Лев Никитич цыкает зубом и добавляет по-стариковски ворчливо:

– М-да… В наше время крайняк на мокрое шли, не то что эти…

Хотя сам Завьялов “завязал” лет тридцать тому назад, он продолжает живо интересоваться текущими делами местного криминального сообщества. Чтобы показать мне, что он действительно “в теме”, Лев Никитич так и сыплет бандитскими кличками – их он знает и помнит куда лучше, чем персонажей классических опер. Для человека, несущего людям свет, он слишком неравнодушен к теневой стороне жизни. Впрочем, от ночных бандитских проделок речь Никитича почти без перехода обращается к проделкам собственной его любимой внучки – трогательным и, главное, безобидным. Вежливо умилившись внучкиной очередной забавной шалости, я гашу сигарету, встаю и иду опять работать. Завьялов тоже, дохлебнув свое горькое пойло, подбирает с пола старый докторский саквояж, в котором устроена его рабочая укладка, и со многими вздохами отправляется наконец в поход.
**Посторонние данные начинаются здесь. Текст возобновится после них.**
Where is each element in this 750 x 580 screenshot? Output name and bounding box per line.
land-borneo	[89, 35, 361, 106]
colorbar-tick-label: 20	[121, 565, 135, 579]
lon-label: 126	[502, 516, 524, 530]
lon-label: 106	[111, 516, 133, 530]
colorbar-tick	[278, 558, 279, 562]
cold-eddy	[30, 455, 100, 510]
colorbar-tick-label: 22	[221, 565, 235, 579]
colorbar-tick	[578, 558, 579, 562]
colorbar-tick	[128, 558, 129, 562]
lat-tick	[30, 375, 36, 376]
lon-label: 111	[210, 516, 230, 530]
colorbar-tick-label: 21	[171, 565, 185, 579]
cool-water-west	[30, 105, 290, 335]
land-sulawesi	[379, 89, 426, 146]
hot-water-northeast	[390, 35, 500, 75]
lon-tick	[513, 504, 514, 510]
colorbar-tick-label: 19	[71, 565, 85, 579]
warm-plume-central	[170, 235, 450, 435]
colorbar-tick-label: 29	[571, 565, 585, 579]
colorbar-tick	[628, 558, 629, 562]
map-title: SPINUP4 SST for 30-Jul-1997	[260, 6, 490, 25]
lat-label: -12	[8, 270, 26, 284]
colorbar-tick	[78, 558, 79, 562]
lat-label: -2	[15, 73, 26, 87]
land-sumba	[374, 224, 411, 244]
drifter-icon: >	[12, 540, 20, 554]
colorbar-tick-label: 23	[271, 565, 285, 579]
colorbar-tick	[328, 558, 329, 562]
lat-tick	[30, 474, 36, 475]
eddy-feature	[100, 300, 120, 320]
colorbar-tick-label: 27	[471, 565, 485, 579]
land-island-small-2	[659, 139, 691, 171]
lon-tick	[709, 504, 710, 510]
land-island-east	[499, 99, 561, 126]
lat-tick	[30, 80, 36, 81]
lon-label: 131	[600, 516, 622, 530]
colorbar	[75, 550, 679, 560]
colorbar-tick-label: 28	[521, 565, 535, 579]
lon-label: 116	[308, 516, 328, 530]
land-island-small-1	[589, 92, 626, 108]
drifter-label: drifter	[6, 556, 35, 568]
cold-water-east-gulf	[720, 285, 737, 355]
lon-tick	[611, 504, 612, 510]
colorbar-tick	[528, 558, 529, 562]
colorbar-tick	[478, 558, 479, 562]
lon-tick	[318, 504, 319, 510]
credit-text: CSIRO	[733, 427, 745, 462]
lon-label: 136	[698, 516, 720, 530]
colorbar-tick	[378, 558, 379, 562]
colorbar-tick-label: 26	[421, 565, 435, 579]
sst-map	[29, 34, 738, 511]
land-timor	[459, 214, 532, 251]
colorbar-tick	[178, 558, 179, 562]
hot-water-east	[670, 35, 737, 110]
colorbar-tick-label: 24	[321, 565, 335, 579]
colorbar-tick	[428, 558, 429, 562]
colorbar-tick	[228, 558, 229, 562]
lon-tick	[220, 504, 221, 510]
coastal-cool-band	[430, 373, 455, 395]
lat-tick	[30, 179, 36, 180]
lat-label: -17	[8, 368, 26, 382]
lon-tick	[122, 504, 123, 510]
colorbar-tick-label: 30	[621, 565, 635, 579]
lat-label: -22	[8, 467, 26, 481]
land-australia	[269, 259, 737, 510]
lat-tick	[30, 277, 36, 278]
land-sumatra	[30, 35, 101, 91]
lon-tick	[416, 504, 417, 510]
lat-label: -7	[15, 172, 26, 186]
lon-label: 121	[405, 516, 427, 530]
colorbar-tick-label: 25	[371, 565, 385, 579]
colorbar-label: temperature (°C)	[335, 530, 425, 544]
А в мою ладонь снова ложится инструмент, и прирастает к ней, и оживает, как оживает привитый к дереву черенок. И снова фокус моего зрения сосредоточивается или на отверточном кончике, или на кромке сверла, или на жале паяльника – словом там, куда посылает импульс мой опытный разум. Работа моя так мне привычна, что даже не гнетет однообразием; я отправляю ее подобно другим естественным или ритуальным надобностям. Я чиню стиральную машину, потом еще одну, потом пылесос… Звенит колкольчик – это дверь впускает и выпускает клиентов… А потом я вновь слышу знакомые шаги и пыхтенье. Лев Никитич по-хозяйски проходит на кухню, шуршит там принесенными пакетами и гремит посудой. Значит, минуло уже полдня и нам пришло время обедать. Четверть часа спустя мастерская наполняется съестным аппетитным духом, который всегда почему-то бывает вкуснее самой еды. Сегодня, судя по запаху, у нас будут пельмени. Аромат все усиливается, и наконец:

– Эй! – До ушей моих доносится несколько суровый, но долгожданный призыв. – Тебе что, особое приглашенье требуется?

Да, я люблю особые приглашения, если это приглашения к столу. У всех свои слабости. Я, например, склонен тянуть до последнего, если предстоит что-то приятное. Разве, скажем, не сладостно бывает задерживаться, балансировать на краешке сознания между явью и наплывающим сном… или наоборот.

Впрочем, в данном случае слишком задерживаться рискованно: Завьялов может осерчать и пустить в мой адрес выражения покрепче. Я запираю мастерскую изнутри, отмываю свои золотые руки средством для мытья посуды и иду к столу. Пельмени, поделенные на двоих со скрупулезной точностью, внушительными горками уже парят в больших суповых тарелках. Это “правильные” пельмени нашего местного производства, они уступают своим московским франтоватым собратьям наружно, зато внутри полны настоящего сочного честного мяса. На коленях у Никитича, конечно же, ждет своей минуты большая пластиковая бутыль пива, “сися”, как он ее ласково зовет. При моем появлении Завьялов с хрустом сворачивает “сисе” голову, она шипит, выдыхает спертым солодом, и трапеза наша начинается… Хотя мы с моим приятелем держимся одного согласованного сорта пельменей и одной марки пива, но в процессе еды каждый из нас проявляет индивидуальность. Так Лев Никитич предпочитает выдуть свою кружку залпом, а я прихлебываю; пельмени он употребляет с перцем и уксусом, я же только с майонезом. Притом я не чавкаю, не соплю и не ковыряю в зубах вилкой.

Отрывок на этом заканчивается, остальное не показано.